From Deseret News archives:
Little praise for Smart TV movie
"Not as far as I know," I replied. "And Salt Lake doesn't look like a Canadian village, either."
But his was one of the nicer reactions to Sunday's CBS movie "The Elizabeth Smart Story," which was filmed in Halifax, Nova Scotia. It didn't exactly rake in critical praise and what praise it did receive was, for the most part, faint.
"'The Elizabeth Smart Story' is more tasteful and compelling than expected," wrote the New York Daily News. "That doesn't necessarily make it good or worth broadcasting in the first place."
Other criticism was considerably more harsh.
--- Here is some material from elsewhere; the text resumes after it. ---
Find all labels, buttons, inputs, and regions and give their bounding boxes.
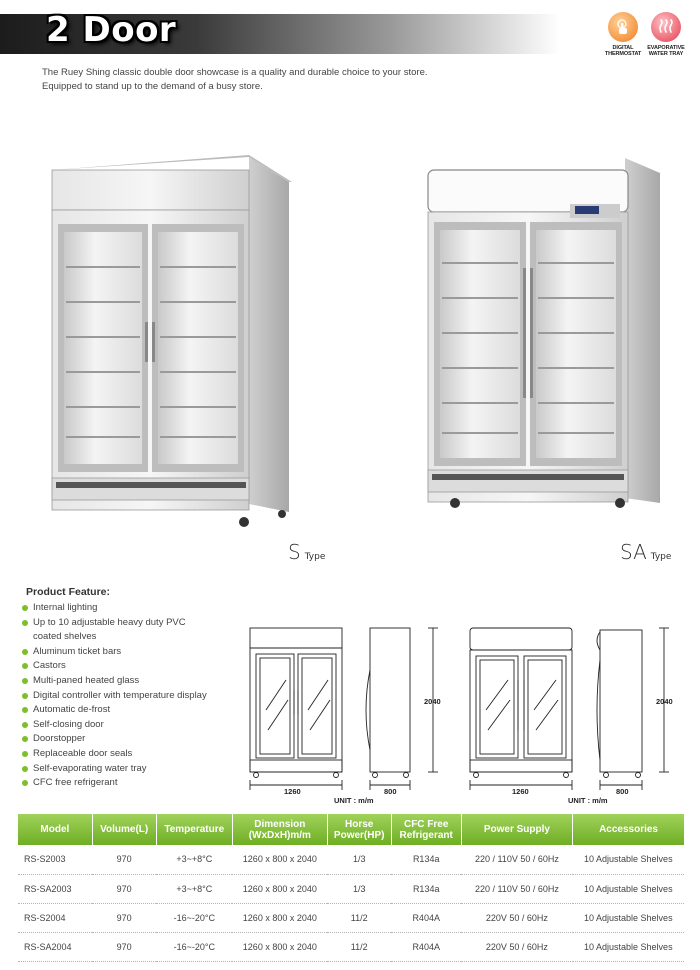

The Pittsburgh Post-Gazette called it "so dreadful, it's occasionally funny."
As did many reviews, the one in the Boston Globe lumped it in with "Saving Jessica Lynch," calling the two TV movies "naive little docudramas that too-obviously spin the facts in favor of the people who 'authorized' them. . . . Neither movie cares much about the details as it hurries to its inevitable, strings-plagued parent-child reunion."
The Hartford Courant panned the movie's acting as "nondescript" and its direction as "workmanlike."
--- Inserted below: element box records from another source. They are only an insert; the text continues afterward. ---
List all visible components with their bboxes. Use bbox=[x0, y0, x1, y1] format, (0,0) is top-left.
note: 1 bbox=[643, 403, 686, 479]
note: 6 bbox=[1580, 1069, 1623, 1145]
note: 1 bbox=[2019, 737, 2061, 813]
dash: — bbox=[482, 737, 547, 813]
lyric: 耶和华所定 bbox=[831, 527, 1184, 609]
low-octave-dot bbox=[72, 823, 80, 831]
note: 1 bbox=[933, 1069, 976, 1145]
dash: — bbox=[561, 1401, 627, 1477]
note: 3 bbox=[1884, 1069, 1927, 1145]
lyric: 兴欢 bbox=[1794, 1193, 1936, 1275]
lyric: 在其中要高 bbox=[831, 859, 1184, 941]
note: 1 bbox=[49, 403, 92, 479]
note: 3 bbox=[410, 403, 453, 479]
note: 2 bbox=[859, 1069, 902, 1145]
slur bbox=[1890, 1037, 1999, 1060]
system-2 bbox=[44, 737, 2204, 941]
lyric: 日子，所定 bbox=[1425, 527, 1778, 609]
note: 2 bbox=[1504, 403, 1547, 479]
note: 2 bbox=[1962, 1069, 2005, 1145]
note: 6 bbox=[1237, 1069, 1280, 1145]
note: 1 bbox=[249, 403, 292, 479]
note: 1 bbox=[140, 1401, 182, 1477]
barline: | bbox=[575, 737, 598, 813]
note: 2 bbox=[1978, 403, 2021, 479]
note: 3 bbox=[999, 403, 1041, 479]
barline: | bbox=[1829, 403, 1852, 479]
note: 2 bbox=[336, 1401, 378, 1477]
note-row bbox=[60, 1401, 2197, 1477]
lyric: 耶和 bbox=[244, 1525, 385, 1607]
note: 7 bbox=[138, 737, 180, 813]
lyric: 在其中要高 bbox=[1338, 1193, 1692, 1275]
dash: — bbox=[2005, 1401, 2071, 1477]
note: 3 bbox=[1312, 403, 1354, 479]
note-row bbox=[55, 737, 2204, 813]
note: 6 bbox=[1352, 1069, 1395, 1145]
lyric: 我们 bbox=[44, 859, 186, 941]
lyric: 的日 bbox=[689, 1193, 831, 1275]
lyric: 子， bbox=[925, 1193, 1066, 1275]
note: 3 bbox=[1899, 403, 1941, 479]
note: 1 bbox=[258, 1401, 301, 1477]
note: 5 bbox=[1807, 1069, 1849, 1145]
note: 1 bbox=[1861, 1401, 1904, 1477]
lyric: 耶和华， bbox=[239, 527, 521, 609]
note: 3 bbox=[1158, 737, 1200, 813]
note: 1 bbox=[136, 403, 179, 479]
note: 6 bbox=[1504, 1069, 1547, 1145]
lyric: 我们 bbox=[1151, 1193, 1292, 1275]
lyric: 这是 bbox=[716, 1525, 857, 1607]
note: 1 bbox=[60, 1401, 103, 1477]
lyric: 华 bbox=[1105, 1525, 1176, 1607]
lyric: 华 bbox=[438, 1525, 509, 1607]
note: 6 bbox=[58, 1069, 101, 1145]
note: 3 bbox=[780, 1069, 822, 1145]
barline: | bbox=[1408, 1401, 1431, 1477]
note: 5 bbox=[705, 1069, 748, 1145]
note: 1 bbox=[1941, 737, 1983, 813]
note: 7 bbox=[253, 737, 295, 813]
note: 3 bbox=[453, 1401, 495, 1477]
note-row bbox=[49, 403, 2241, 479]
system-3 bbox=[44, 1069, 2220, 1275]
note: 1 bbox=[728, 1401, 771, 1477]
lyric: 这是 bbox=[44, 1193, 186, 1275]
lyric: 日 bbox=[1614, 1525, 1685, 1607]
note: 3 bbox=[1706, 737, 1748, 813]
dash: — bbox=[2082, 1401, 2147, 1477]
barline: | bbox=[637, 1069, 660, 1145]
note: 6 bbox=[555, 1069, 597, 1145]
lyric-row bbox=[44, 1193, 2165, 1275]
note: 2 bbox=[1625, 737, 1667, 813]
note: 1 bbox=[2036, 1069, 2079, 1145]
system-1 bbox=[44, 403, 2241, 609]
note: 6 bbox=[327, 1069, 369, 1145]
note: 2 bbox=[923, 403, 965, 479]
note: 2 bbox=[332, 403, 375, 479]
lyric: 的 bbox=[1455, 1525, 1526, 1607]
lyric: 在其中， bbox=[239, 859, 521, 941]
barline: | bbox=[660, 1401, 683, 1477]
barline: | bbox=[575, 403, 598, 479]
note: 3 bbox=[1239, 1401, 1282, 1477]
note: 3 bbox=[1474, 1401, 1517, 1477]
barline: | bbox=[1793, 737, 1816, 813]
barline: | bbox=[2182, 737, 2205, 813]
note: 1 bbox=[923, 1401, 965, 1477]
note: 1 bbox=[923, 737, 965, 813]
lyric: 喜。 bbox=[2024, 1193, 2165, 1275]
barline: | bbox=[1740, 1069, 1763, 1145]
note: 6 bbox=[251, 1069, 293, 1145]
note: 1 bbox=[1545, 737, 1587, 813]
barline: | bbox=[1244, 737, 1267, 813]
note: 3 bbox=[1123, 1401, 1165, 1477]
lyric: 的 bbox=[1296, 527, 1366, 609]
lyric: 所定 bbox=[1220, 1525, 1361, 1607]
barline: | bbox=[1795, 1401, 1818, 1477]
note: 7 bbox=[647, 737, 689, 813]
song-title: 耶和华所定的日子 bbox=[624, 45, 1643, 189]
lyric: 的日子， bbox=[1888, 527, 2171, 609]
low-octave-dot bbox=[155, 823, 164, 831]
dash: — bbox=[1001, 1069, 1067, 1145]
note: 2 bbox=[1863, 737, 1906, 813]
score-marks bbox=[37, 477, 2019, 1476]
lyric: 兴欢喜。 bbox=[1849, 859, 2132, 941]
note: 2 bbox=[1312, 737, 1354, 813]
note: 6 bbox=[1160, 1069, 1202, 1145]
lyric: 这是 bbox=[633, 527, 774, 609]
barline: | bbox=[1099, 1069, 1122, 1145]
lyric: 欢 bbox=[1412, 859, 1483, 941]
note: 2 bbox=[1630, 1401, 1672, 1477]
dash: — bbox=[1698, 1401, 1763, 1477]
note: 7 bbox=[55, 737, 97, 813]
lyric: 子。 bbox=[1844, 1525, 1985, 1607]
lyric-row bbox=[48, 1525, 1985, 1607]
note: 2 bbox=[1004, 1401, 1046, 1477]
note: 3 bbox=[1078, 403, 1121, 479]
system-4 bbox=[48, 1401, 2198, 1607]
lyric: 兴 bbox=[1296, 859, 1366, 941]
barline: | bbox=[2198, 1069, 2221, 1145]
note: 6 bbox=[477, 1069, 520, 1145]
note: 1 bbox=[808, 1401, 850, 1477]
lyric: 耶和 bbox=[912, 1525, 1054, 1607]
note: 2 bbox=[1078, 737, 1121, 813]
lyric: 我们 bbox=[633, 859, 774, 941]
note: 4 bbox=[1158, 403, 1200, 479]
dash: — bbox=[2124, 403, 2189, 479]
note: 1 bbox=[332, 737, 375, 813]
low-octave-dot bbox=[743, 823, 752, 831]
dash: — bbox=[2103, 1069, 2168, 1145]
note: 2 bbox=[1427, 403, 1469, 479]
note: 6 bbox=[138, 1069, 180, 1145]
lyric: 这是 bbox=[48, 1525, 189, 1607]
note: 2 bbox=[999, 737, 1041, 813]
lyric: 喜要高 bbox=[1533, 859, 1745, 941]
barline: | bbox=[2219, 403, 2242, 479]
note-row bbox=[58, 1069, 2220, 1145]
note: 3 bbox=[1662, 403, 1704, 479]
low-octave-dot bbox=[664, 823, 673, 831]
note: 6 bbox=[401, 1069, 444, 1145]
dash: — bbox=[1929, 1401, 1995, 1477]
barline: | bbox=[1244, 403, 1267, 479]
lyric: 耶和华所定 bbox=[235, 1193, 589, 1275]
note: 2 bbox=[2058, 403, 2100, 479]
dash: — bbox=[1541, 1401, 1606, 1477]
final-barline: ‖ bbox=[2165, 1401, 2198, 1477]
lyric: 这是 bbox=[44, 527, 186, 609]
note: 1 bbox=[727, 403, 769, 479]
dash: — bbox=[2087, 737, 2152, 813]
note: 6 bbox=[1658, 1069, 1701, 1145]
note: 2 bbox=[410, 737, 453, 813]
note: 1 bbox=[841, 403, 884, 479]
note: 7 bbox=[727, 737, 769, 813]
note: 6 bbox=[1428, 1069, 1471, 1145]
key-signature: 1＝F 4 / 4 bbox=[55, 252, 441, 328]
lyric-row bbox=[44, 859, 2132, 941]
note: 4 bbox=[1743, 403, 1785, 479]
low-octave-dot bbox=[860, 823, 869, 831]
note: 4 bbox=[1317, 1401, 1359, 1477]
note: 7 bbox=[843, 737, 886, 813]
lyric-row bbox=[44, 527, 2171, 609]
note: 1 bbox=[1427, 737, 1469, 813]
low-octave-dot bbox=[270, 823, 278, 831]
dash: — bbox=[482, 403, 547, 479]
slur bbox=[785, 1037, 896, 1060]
And the paper attacked the movie's timing. "The Smart film joins other recent docudramas, including 'D.C. Sniper,' that have no problem indicting and condemning people who have yet to go to trial. . . . Except for the cross-promotion for the book, 'The Elizabeth Smart Story' could have waited until May sweeps to avoid the technicality of innocent until proved guilty for suspects Brian David Mitchell and Wanda Barzee."
Elizabeth Smart's parents, Ed and Lois, came under fire as well.
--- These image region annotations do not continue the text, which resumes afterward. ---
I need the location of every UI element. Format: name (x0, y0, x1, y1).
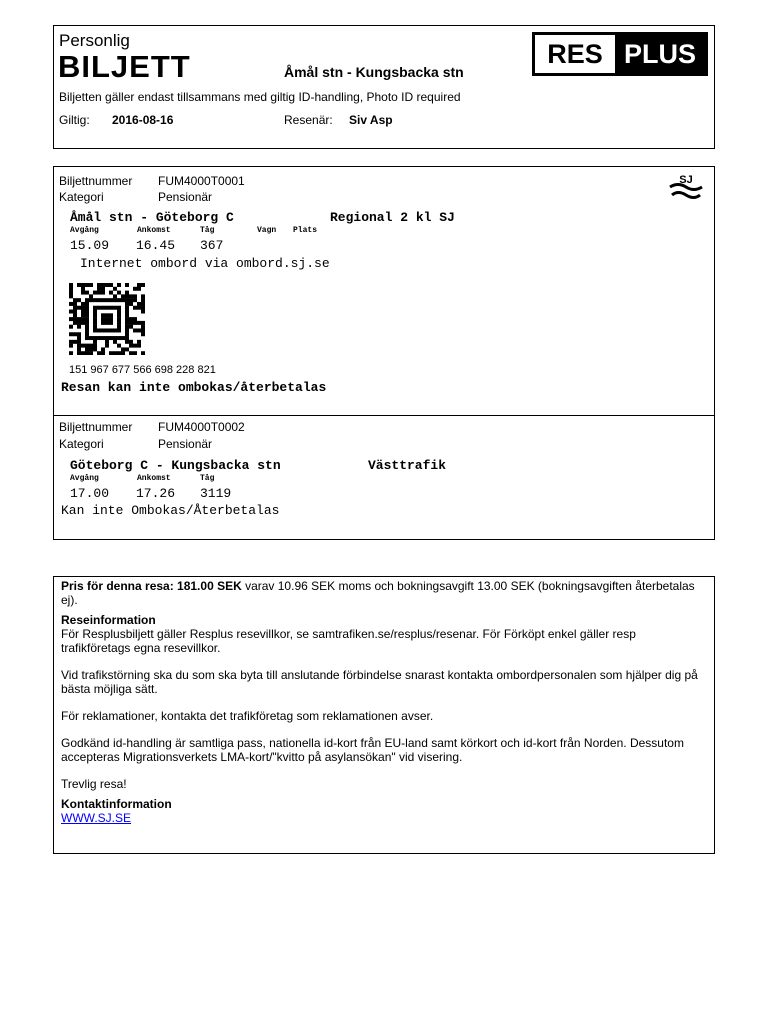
ticket2-departure-time: 17.00 (70, 486, 110, 501)
info-para-5: Trevlig resa! (61, 777, 127, 791)
traveller-name: Siv Asp (349, 113, 393, 127)
sj-logo-icon (666, 171, 706, 203)
ticket1-arrival-time: 16.45 (136, 238, 176, 253)
ticket1-col-seat: Plats (293, 226, 318, 235)
ticket1-category: Pensionär (158, 190, 213, 204)
valid-date: 2016-08-16 (112, 113, 174, 127)
ticket1-departure-time: 15.09 (70, 238, 110, 253)
ticket2-route: Göteborg C - Kungsbacka stn (70, 458, 281, 473)
ticket1-col-car: Vagn (257, 226, 277, 235)
biljett-title: BILJETT (58, 49, 191, 84)
ticket2-arrival-time: 17.26 (136, 486, 176, 501)
sj-logo-text: SJ (679, 174, 693, 186)
ticket1-refund-notice: Resan kan inte ombokas/återbetalas (61, 380, 327, 395)
ticket-header (53, 25, 715, 149)
ticket1-number-label: Biljettnummer (59, 174, 133, 188)
reseinfo-heading: Reseinformation (61, 613, 156, 627)
resplus-logo-plus: PLUS (615, 35, 705, 73)
price-bold: Pris för denna resa: 181.00 SEK (61, 579, 242, 593)
ticket1-onboard-info: Internet ombord via ombord.sj.se (80, 256, 330, 271)
ticket1-col-train: Tåg (200, 226, 215, 235)
valid-label: Giltig: (59, 113, 90, 127)
ticket2-col-train: Tåg (200, 474, 215, 483)
info-box (53, 576, 715, 854)
ticket1-barcode (69, 283, 145, 355)
ticket2-category-label: Kategori (59, 437, 104, 451)
ticket2-refund-notice: Kan inte Ombokas/Återbetalas (61, 503, 280, 518)
ticket1-route: Åmål stn - Göteborg C (70, 210, 234, 225)
info-para-3: För reklamationer, kontakta det trafikföretag som reklamationen avser. (61, 709, 434, 723)
sj-website-link[interactable]: WWW.SJ.SE (61, 811, 131, 825)
ticket2-category: Pensionär (158, 437, 213, 451)
traveller-label: Resenär: (284, 113, 333, 127)
price-details: varav 10.96 SEK moms och bokningsavgift 13.00 SEK (bokningsavgiften återbetalas ej). (61, 579, 695, 607)
ticket1-code-number: 151 967 677 566 698 228 821 (69, 364, 216, 376)
ticket1-number: FUM4000T0001 (158, 174, 245, 188)
ticket2-train-number: 3119 (200, 486, 232, 501)
resplus-logo (532, 32, 708, 76)
info-para-4: Godkänd id-handling är samtliga pass, nationella id-kort från EU-land samt körkort och id-kort från Norden. Dessutom accepteras Migrationsverkets LMA-kort/"kvitto på asylansökan" vid visering. (61, 736, 684, 764)
ticket1-category-label: Kategori (59, 190, 104, 204)
ticket2-col-arrival: Ankomst (137, 474, 171, 483)
header-route: Åmål stn - Kungsbacka stn (284, 64, 464, 80)
resplus-logo-res: RES (535, 35, 615, 73)
ticket2-number: FUM4000T0002 (158, 420, 245, 434)
ticket2-service: Västtrafik (368, 458, 447, 473)
ticket-divider (54, 415, 714, 416)
personlig-label: Personlig (59, 31, 130, 50)
ticket1-service: Regional 2 kl SJ (330, 210, 455, 225)
price-paragraph (61, 579, 707, 607)
tickets-box (53, 166, 715, 540)
info-para-2: Vid trafikstörning ska du som ska byta till anslutande förbindelse snarast kontakta ombordpersonalen som hjälper dig på bästa möjliga sätt. (61, 668, 698, 696)
ticket2-number-label: Biljettnummer (59, 420, 133, 434)
ticket2-col-departure: Avgång (70, 474, 99, 483)
ticket1-col-departure: Avgång (70, 226, 99, 235)
ticket1-train-number: 367 (200, 238, 224, 253)
contact-heading: Kontaktinformation (61, 797, 172, 811)
info-para-1: För Resplusbiljett gäller Resplus resevillkor, se samtrafiken.se/resplus/resenar. För Förköpt enkel gäller resp trafikföretags egna resevillkor. (61, 627, 636, 655)
ticket1-col-arrival: Ankomst (137, 226, 171, 235)
id-notice: Biljetten gäller endast tillsammans med giltig ID-handling, Photo ID required (59, 90, 461, 104)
A New York Times review commented that the story in the movie "has since been eclipsed by a new mystery: the Smart family's second act, which includes a book . . . and a round of smarmy interviews with television divas from Katie Couric to Oprah Winfrey."
Which is mild compared to the Times columnist who charged that the "tireless and tasteless exploitation of their daughter's trials have made them the most unwelcome parents to invade American living rooms since JonBenet Ramsey's."
Which was only slightly more harsh than the United Features Syndicate review that read, "Since her miraculous discovery and return to her parents, the public sentiment has shifted from joy to exhaustion to irritation, as the Smarts have transformed themselves from victims to ubiquitous media hounds."